AFC Bournemouth’s chatbot changes depending on whether fans are happy or sad
A Premier League football club has launched a chatbot that changes its responses depending on how happy its fans are.
AFC Bournemouth’s bot will “talk” to people who are delighted their team are winning in a different way compared to if they are unhappy that their club is losing.
The South Coast club, also known as The Cherries, has used emotion recognition and intelligent conversation artificial intelligence from Microsoft to create the “CherryBot”, which is being used at home matches.
Running on Facebook’s Messenger platform, the bot can answer fans’ questions, let them vote for their man of the match, and offer up facts, figures and video highlights. Those at the game can also take part in selfie competitions, which uses Microsoft’s Emotion API to detect faces and analyse feelings such as anger, contempt, disgust, fear, happiness, neutral, sadness and surprise. The bot scans the photo using Microsoft’s Content Moderator to ensure it is appropriate and will then respond accordingly.
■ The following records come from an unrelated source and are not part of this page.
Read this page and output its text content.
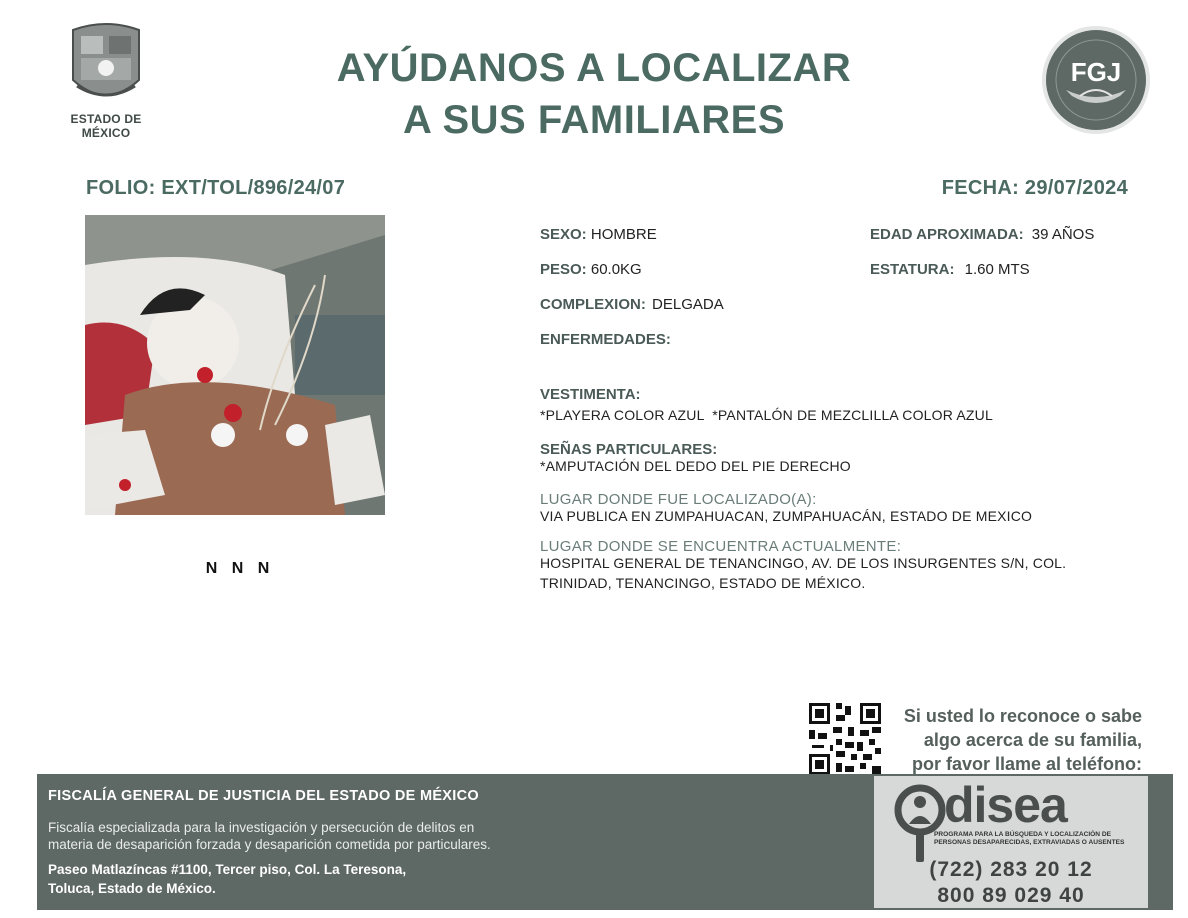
ESTADO DE MÉXICO
AYÚDANOS A LOCALIZAR
A SUS FAMILIARES
FGJ
FOLIO: EXT/TOL/896/24/07	FECHA: 29/07/2024
N N N
SEXO: HOMBRE	EDAD APROXIMADA: 39 AÑOS
PESO: 60.0KG	ESTATURA: 1.60 MTS
COMPLEXION: DELGADA
ENFERMEDADES:
VESTIMENTA:
*PLAYERA COLOR AZUL  *PANTALÓN DE MEZCLILLA COLOR AZUL
SEÑAS PARTICULARES:
*AMPUTACIÓN DEL DEDO DEL PIE DERECHO
LUGAR DONDE FUE LOCALIZADO(A):
VIA PUBLICA EN ZUMPAHUACAN, ZUMPAHUACÁN, ESTADO DE MEXICO
LUGAR DONDE SE ENCUENTRA ACTUALMENTE:
HOSPITAL GENERAL DE TENANCINGO, AV. DE LOS INSURGENTES S/N, COL.
TRINIDAD, TENANCINGO, ESTADO DE MÉXICO.
Si usted lo reconoce o sabe
algo acerca de su familia,
por favor llame al teléfono:
FISCALÍA GENERAL DE JUSTICIA DEL ESTADO DE MÉXICO
Fiscalía especializada para la investigación y persecución de delitos en
materia de desaparición forzada y desaparición cometida por particulares.
Paseo Matlazíncas #1100, Tercer piso, Col. La Teresona,
Toluca, Estado de México.
disea
PROGRAMA PARA LA BÚSQUEDA Y LOCALIZACIÓN DE PERSONAS DESAPARECIDAS, EXTRAVIADAS O AUSENTES
(722) 283 20 12
800 89 029 40
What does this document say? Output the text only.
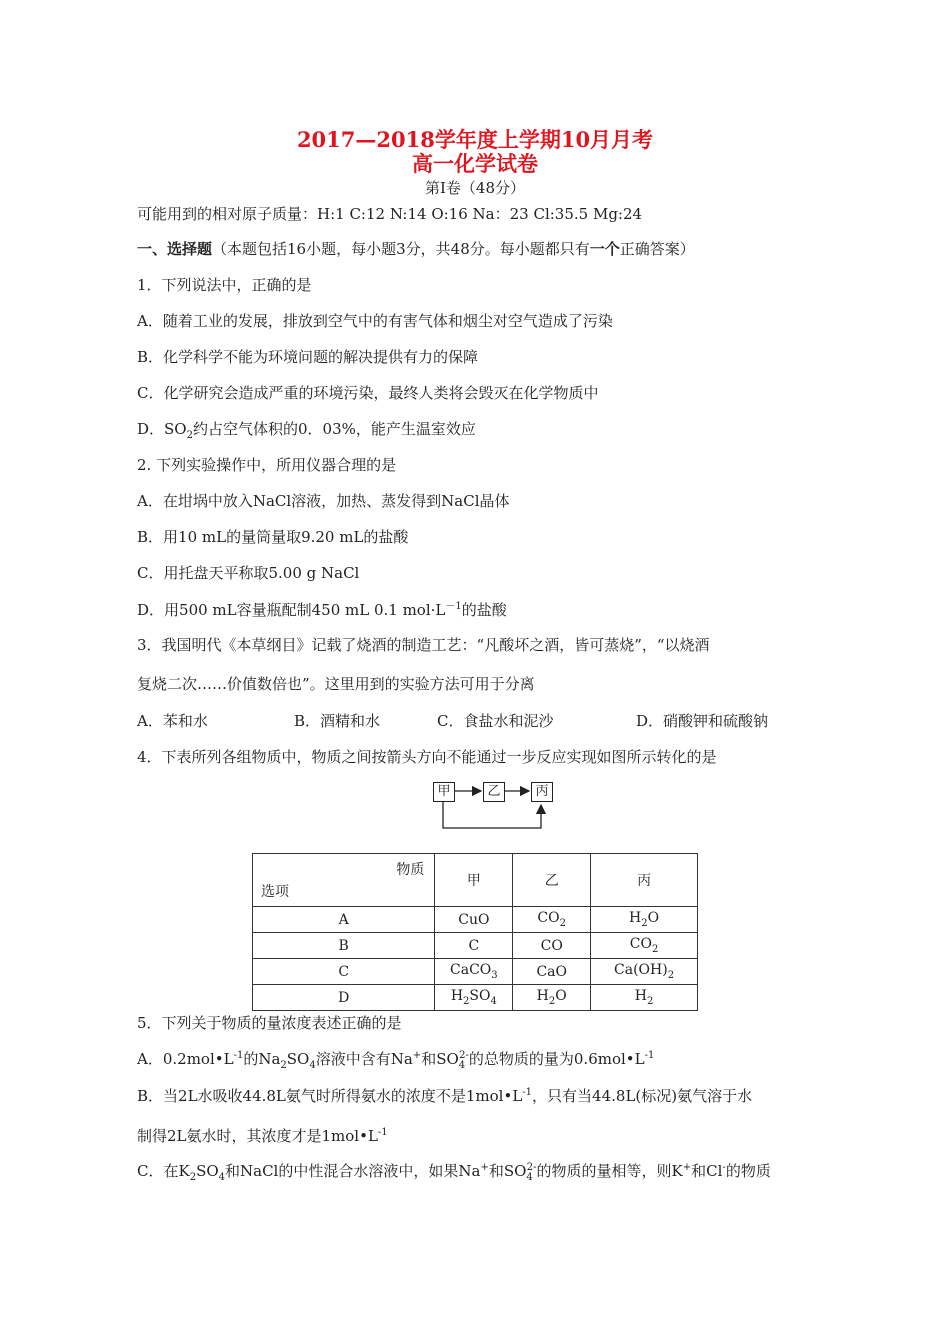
2017—2018学年度上学期10月月考
高一化学试卷
第Ⅰ卷（48分）
可能用到的相对原子质量：H:1 C:12 N:14 O:16 Na：23 Cl:35.5 Mg:24
一、选择题（本题包括16小题，每小题3分，共48分。每小题都只有一个正确答案）
1．下列说法中，正确的是
A．随着工业的发展，排放到空气中的有害气体和烟尘对空气造成了污染
B．化学科学不能为环境问题的解决提供有力的保障
C．化学研究会造成严重的环境污染，最终人类将会毁灭在化学物质中
D．$SO_2$约占空气体积的0．03%，能产生温室效应
2. 下列实验操作中，所用仪器合理的是
A．在坩埚中放入NaCl溶液，加热、蒸发得到NaCl晶体
B．用10 mL的量筒量取9.20 mL的盐酸
C．用托盘天平称取5.00 g NaCl
D．用500 mL容量瓶配制450 mL 0.1 $mol\cdot L^{-1}$的盐酸
3．我国明代《本草纲目》记载了烧酒的制造工艺：“凡酸坏之酒，皆可蒸烧”，“以烧酒
复烧二次……价值数倍也”。这里用到的实验方法可用于分离
A．苯和水	B．酒精和水	C．食盐水和泥沙	D．硝酸钾和硫酸钠
4．下表所列各组物质中，物质之间按箭头方向不能通过一步反应实现如图所示转化的是
甲	乙	丙
物质
选项	甲	乙	丙
A	CuO	$CO_2$	$H_2O$
B	C	CO	$CO_2$
C	CaCO$_3$	CaO	$Ca(OH)_2$
D	$H_2SO_4$	$H_2O$	$H_2$
5．下列关于物质的量浓度表述正确的是
A．$0.2mol•L^{-1}$的$Na_2SO_4$溶液中含有Na+和$SO_4^{2-}$的总物质的量为$0.6mol•L^{-1}$
B．当2L水吸收44.8L氨气时所得氨水的浓度不是$1mol•L^{-1}$，只有当44.8L(标况)氨气溶于水
制得2L氨水时，其浓度才是$1mol•L^{-1}$
C．在$K_2SO_4$和NaCl的中性混合水溶液中，如果Na+和$SO_4^{2-}$的物质的量相等，则K+和Cl-的物质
CherryBot also uses Microsoft’s Language Understanding Intelligent Service, which lets it understand what users are typing and looking for.
During Bournemouth’s match at the Vitality Stadium against Liverpool last month, fans uploaded more than 400 selfies, while over 1,150 Facebook users sent more than 19,200 messages to the bot.
Rob Mitchell, AFC Bournemouth’s commercial director, said he was “delighted at the response from our supporters”.
Jamie Dalton, technical evangelist at Microsoft UK, said the bot worked so well that it was now like one of the squad.
“CherryBot has been an exciting project to be involved in and it’s great to see the latest addition to the squad being so well received by AFC Bournemouth fans,” he said.
“Using Microsoft Azure AI cognitive services, we’re delighted to see how CherryBot engaged and entertained fans on matchday. We look forward to working with AFC Bournemouth and [local digital agency] Greenwood Campbell to roll out additional functionality for fans in the coming weeks.”